こちらは相変わらず、桜が咲き乱れています。
守るためとはいえ、あなたはもしかしたら、怒っているかもしれないと思うと、ほんの少しだけ、申し訳ないことをしてしまったと、思ってみたりもします。
ですが、後悔はしていません。
あの時は、あれが、最善であったと、わたしは今でも、そう思っています。
編入生がきたことで逃げようにも逃げられなかったあなたにとって。
ああなることは、ある意味、必然だったのでしょう。
それでも、未然に防げたのではないかと、今でもわたしは、考えてしまいます。
もしも今、あなたの苦痛が少しでも和らいでいるのなら、わたしはわたしの役割を果たせたといえます。
そうでなければ、ただただ、申し訳ありませんでしたと、いう他ありません。
そういえば。
すべて、片は付きましたので、きっとあなたの望んでいた、静かな日々がそのうちに、戻ってくることでしょう。
本当ならば、何も残さずにいくつもりだったのですが、とある方に言われ、思い直しました。

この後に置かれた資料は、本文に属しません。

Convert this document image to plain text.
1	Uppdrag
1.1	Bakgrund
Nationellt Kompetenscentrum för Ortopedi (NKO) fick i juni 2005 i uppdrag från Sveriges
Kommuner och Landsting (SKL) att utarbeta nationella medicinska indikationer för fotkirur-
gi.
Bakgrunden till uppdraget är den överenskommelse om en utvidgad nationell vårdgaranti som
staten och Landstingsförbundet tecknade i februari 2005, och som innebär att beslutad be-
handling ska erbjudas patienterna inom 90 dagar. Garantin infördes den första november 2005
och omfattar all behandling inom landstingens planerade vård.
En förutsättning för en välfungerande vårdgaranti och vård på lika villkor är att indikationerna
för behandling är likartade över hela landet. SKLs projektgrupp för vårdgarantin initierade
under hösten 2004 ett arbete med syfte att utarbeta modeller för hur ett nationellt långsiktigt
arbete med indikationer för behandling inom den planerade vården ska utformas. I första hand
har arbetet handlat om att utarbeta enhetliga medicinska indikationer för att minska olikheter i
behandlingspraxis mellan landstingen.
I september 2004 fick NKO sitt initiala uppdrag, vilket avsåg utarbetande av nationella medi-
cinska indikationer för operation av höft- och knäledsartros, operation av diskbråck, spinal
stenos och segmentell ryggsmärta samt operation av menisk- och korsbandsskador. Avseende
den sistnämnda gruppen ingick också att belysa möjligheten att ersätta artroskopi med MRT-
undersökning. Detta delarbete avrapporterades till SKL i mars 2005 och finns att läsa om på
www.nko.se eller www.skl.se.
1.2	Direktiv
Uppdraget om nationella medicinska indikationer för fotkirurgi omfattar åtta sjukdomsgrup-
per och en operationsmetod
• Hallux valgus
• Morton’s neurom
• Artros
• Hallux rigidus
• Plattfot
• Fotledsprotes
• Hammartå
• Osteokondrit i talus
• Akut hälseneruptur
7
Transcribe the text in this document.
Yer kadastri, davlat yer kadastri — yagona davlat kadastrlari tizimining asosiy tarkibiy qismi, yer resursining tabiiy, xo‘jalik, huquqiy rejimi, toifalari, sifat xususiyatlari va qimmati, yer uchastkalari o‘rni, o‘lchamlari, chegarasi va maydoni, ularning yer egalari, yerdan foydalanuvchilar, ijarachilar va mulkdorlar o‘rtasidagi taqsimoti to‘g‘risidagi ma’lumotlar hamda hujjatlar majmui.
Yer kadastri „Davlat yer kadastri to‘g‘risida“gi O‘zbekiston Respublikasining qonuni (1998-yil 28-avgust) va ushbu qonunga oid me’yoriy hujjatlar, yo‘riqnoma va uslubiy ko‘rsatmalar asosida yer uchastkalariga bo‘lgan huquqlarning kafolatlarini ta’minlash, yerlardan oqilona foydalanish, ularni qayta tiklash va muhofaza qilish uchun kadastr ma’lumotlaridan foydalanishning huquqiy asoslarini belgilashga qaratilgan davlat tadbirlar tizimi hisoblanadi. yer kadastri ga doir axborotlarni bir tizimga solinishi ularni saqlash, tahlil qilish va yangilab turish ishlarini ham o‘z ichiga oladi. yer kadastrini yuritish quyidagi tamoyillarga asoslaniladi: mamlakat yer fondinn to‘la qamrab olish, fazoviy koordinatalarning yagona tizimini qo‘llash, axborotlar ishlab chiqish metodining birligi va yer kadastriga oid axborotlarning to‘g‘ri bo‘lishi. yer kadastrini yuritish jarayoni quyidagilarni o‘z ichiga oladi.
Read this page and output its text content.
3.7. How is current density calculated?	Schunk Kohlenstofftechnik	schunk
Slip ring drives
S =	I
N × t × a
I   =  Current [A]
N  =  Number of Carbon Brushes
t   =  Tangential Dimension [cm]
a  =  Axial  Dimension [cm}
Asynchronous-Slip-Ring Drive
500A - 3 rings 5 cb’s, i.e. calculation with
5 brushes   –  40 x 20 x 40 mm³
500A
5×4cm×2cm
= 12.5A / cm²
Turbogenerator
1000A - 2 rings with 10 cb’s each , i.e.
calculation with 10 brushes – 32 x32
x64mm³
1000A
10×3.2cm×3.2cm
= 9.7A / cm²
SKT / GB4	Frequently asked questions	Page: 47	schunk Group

少しばかり、わたしがいたという証を、残していくことを、どうかどうか、お許しください。
もし、もしも。
あなたが真実を知る勇気を持てたのならば、その時には、その方に会いに行って、その方の話を、聞いていただきたく思います。
わたしはここまでですが、その方はずっと、あなたのことを案じ、想ってくれていたことを、ほかならぬわたしが、知っています。
まだまだ、書き足りない気持ではありますが、このあたりで失礼いたします。
あなたの未来に、幸あらんことを。